The issue here is that the so called “purity” of baseball is one that is left in the eye of the beholder, and simply doesn’t stand up over the test of time. Take Babe Ruth for example. He was inducted as a member of the very first Hall of Fame class in 1936, alongside legends like Ty Cobb, Walter Johnson, Christy Mathewson, and Honus Wagner. Besides being considered some of the best ballplayers to ever live, what do these men have in common? It just so happens that they played during a time in which non-whites were excluded from their league. Their production did not come against the best players, only the best white players. Until Jackie Robinson broke through baseball’s color barrier in 1947, shining as a beacon of hope for athletes and civil-rights activists alike, men of supreme talent were kept out of Major League Baseball for no reason other than the color of their skin. Men like Cobb and fellow Hall of Famer Cap Anson were complicit in the effort to keep out non-whites, as they repeatedly refused to take the field against rosters that featured black players.

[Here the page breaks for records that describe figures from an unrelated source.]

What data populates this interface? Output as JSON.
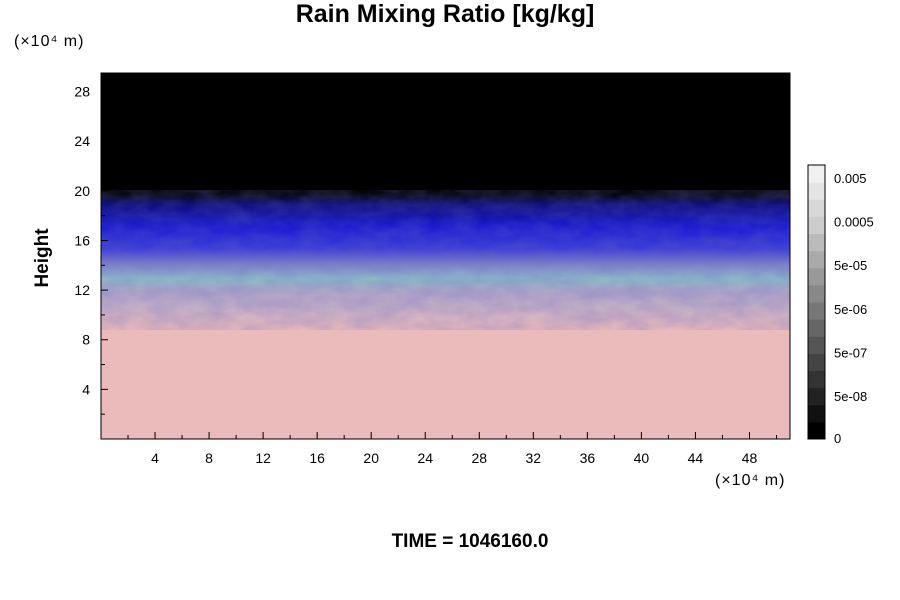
{
  "chart_data": {
    "type": "heatmap",
    "title": "Rain Mixing Ratio [kg/kg]",
    "ylabel": "Height",
    "xlabel": "",
    "y_unit": "(×10⁴ m)",
    "x_unit": "(×10⁴ m)",
    "x_ticks": [
      4,
      8,
      12,
      16,
      20,
      24,
      28,
      32,
      36,
      40,
      44,
      48
    ],
    "y_ticks": [
      4,
      8,
      12,
      16,
      20,
      24,
      28
    ],
    "xlim": [
      0,
      51
    ],
    "ylim": [
      0,
      29.5
    ],
    "colorbar": {
      "labels": [
        "0.005",
        "0.0005",
        "5e-05",
        "5e-06",
        "5e-07",
        "5e-08",
        "0"
      ],
      "levels": 16,
      "colors": [
        "#000000",
        "#111111",
        "#222222",
        "#333333",
        "#444444",
        "#555555",
        "#666666",
        "#777777",
        "#888888",
        "#999999",
        "#aaaaaa",
        "#bbbbbb",
        "#cccccc",
        "#d8d8d8",
        "#e4e4e4",
        "#f0f0f0"
      ]
    },
    "regions": [
      {
        "name": "black",
        "y_from": 19.5,
        "y_to": 29.5,
        "color": "#000000"
      },
      {
        "name": "blue",
        "y_from": 15,
        "y_to": 19.5,
        "color": "#1010c8"
      },
      {
        "name": "cyan-violet",
        "y_from": 12,
        "y_to": 15,
        "color": "#8aa0c8"
      },
      {
        "name": "pink",
        "y_from": 0,
        "y_to": 12,
        "color": "#ebbaba"
      }
    ],
    "grid": false,
    "legend": "right"
  },
  "footer": {
    "time_label": "TIME = 1046160.0"
  }
}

This deprived the major leagues of the primes of pitchers like Satchel Paige, who was referred to by Yankee legend Joe DiMaggio as “the best I’ve ever faced.” This excluded hitters like Josh Gibson, a man rumored to have hit a ball clear out of Yankee Stadium. Cool Papa Bell, Oscar Charleston, Smokey Joe Williams, the list goes on. To dismiss the records of Bonds for seeking an advantage over his competition while treating Ruth’s numbers against inferior competition as a pillar of the game is both disingenuous and disrespectful to many of baseball’s most irreverent figures. Looking back at the past and referring to old players and their numbers as “pure” while they actively oppressed people of other races is distasteful and ignorant.
Racism and segregation aside, baseball’s Hall of Fame is rife with men whose sportsmanship and integrity can be called into question. Gaylord Perry wrote a tell-all autobiography where he admitted to altering baseballs with Vaseline and spit in order to confound the hitters he faced. Rogers Hornsby was unable to retire as the result of a gambling problem. Wade Boggs’ extramarital affair was revealed while his playing career was still ongoing. The Hall includes alleged drug smugglers, drug users and drunks aplenty, and yet the content of their character did not hinder their entry into baseball’s prestigious museum.
In an era where news outlets sensationalize stories instead of just reporting the facts, it seems only fitting that this ragged journalism carries over into the sports world. Writers use buzzwords like “tradition” and “legacy” and cast Bonds and his peers off like lepers, pretending they will just disappear, instead of electing men like Bonds into the Hall of Fame and educating future generations on the positives and negatives of one of baseball’s signature players. It takes a sad world devoid of character to judge a man only by his greatest mistakes, instead of all that his life and career encompass. I will be pulling for Barry Bonds to be elected to the Hall of Fame, and I hope one day you do too.